Mário Centeno, the Algarvian who now runs the Finances of Portugal

The number two of the Socialist Government, which took office this Thursday, is from the Algarve. Mário Centeno was born in Vila Real de […]

Mario CentenoThe number two of the Socialist Government, which took office this Thursday, is from the Algarve. Mário Centeno was born in Vila Real de Santo António and, 48 years later, becomes Minister of Finance, after having been the mentor of the PS program in this area, in the 2015 Legislative Elections.

An appointment that was already announced, due to the important contribution made by Mário Centeno to the PS program and in the negotiations with the PCP and the BE, but which was not predictable, before the release of this document, as the Algarve economist never held any political position , having made a career as a specialist in Economics, in the Economic Studies Department of Banco de Portugal, of which he was deputy director until 2013.

His career was based on a successful academic path, which led him to a doctorate at Harvard University, in the United States, but which had its origins in the Algarve. Mário Centeno grew up in the city on the banks of the Guadiana River and studied there until he was 15, when he moved with his parents and siblings to Lisbon.

José Baía, current director of the Tavira Secondary School and president of the Tavira Municipal Assembly, taught the now finance minister, although, he confesses, he doesn't remember this student clearly. «I was his teacher in the 5th year, right when I started teaching. I remember that he was the grandson of Mr. Joaquim Gomes, who had a restaurant, where we used to have lunch», he recalls. While they lived in Vila Real, Mário Centeno's father was a banker and his mother worked at the post office, he being the second of four children of the couple.

The Joaquim Gomes restaurant is still active today, in the center of VRSA, but it no longer belongs to the family. It was sold in 1998, after the death of grandfather Joaquim Gomes, who was himself an Alentejo native from Mértola who escaped a hard life in the Mina de São Domingos.

According to the most loyal friends of the Government's new number two, the fried cuttlefish with ink (whose recipe even appears in the Algarve Tourism Region cookbook) is one of the gastronomic specialties that Mário Centeno himself likes to cook, perhaps to remember its Algarvian roots.

The finance minister, who was sworn in yesterday at 16 pm, has family members not only in the land where he was born, but also in Tavira, where he still maintains a house, where he continues to return on vacation, with his wife and teenage children.

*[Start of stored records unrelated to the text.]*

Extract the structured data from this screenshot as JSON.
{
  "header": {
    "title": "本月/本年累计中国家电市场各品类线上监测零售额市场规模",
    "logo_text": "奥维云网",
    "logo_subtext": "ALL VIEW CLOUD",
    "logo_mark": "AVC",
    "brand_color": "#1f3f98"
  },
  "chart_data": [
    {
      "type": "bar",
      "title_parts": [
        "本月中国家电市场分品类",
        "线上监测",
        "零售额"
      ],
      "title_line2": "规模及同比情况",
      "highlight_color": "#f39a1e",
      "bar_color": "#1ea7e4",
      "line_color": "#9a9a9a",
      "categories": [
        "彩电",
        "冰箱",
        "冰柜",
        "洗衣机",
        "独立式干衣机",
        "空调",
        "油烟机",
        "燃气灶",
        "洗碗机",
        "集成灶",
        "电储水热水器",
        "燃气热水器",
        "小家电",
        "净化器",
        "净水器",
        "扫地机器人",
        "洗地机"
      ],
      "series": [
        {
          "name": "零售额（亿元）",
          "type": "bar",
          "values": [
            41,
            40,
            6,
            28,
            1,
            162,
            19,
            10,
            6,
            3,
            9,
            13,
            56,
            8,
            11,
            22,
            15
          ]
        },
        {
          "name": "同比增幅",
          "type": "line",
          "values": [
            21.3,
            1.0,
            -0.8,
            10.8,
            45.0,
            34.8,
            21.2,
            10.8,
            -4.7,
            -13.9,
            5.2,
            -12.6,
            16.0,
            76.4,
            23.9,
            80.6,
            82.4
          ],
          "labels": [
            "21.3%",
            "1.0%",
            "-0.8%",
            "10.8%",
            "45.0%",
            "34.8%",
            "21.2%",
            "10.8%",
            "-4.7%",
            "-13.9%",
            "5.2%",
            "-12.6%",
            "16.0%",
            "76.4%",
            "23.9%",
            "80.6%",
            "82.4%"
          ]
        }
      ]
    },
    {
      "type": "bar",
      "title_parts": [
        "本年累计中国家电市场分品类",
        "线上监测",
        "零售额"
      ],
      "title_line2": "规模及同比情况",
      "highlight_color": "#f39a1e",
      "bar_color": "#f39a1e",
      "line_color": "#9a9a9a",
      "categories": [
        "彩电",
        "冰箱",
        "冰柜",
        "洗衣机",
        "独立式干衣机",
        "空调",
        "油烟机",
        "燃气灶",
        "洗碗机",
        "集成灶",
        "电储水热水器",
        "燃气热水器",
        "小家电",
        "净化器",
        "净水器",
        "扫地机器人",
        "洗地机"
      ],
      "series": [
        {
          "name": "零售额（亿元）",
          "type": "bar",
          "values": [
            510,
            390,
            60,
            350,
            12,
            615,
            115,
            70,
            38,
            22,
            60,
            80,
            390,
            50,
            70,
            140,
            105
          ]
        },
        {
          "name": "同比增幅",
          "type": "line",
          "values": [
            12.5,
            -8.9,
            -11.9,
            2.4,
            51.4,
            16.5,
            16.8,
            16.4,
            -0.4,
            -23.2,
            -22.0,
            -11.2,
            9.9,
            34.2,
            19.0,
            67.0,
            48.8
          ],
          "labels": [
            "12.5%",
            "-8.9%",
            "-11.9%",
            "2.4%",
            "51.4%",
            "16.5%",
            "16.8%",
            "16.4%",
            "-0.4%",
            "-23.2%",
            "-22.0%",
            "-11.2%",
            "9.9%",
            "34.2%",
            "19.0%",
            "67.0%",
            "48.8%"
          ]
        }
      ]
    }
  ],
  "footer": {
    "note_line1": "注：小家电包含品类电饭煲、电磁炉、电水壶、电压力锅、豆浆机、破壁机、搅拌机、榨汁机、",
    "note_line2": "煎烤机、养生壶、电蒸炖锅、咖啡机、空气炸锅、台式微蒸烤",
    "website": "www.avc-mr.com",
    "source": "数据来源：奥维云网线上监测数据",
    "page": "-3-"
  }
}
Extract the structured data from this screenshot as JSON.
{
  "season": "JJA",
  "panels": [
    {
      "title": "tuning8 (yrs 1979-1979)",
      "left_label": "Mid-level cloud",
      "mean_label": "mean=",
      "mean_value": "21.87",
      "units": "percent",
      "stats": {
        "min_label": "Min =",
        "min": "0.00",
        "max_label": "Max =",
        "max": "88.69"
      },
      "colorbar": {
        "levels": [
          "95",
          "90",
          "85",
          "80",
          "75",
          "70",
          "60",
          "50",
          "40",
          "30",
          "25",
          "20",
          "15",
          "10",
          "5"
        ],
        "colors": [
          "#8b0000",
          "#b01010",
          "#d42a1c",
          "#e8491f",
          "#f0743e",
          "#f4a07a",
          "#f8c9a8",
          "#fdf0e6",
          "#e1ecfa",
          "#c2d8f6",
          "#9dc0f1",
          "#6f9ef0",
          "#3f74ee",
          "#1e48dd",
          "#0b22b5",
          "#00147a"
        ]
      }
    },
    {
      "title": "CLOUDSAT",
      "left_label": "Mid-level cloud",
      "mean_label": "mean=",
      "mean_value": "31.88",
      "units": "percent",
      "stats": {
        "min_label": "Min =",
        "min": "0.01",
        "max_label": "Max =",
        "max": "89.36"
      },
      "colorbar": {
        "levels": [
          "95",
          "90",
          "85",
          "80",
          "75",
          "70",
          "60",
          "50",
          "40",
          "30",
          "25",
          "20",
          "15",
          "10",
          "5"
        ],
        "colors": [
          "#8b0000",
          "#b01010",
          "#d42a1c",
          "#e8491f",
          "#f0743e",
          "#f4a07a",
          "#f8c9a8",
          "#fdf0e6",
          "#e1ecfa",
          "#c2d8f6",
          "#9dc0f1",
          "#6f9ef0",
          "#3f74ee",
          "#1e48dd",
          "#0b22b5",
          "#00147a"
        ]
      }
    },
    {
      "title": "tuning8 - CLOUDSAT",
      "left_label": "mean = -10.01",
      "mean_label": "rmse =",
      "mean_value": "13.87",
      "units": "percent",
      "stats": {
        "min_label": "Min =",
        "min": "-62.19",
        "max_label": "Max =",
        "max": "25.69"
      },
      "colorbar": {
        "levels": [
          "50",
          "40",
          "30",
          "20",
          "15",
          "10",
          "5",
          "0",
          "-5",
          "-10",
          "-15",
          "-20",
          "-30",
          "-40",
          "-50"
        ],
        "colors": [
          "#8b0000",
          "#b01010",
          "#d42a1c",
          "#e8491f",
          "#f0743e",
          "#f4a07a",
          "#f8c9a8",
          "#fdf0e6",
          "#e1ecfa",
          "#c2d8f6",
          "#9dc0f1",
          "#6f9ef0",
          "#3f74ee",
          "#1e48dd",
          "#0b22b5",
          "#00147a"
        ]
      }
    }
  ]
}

After moving with his family to Lisbon, he continued his studies there, at Escola Secundária Patrício Prazeres, and joined the degree in Economics at the Higher Institute of Economics and Management (ISEG), where he joined the honor roll and concluded with a average of 16 values. Performance that convinced the prestigious Harvard University to accept him, in 1995. Five years later, he earned a doctorate in economics from this North American university.

Mário Centeno and António CostaWhen he arrived at Harvard, at the age of 27, Mário Centeno was already married to a former colleague at ISEG and his first child, Tiago, the eldest of three, was born during this period when the family lived in the North American city of Cambridge.

“Harvard was a revolution in my way of seeing the economy in almost everything”, said Mário Centeno, in a recent interview to “Visão” magazine. "I became much more sensitive to the relationship between the economy and people." The fact is that, he stressed, "sometimes, macroeconomics forgets that people are on the other side." And the example he gave of this situation is that “when the previous government thought about these [austerity] measures, it thought that the young people would accommodate their standard of living and that they would stay here and impoverish. This did not happened". Just as a microeconomist would have predicted.

After completing his PhD, Mário Centeno returned to Portugal and began working at Banco de Portugal, in the Department of Economic Studies, where he had already collaborated between 1993 and 1995. There he became a renowned specialist in labor economics, with articles published in dozens of international magazines. Since the beginning of 2014, he has been a special advisor to the BdP board of directors.

At the same time, he developed an academic career, as a visiting professor at the Higher Institute of Economics and Management, from 1993, and at Universidade Nova de Lisboa, since 2006.

In his professional environment, Mário Centeno is considered a liberal, but he himself disputes this "label". And, choose the term "fusion" to better define yourself. As I told “Vision”, “we cannot let society crush the individual. This is my liberalism».

And the Portuguese will now see what this Algarve-born economist has in store for them, as head of the crucial Finance portfolio.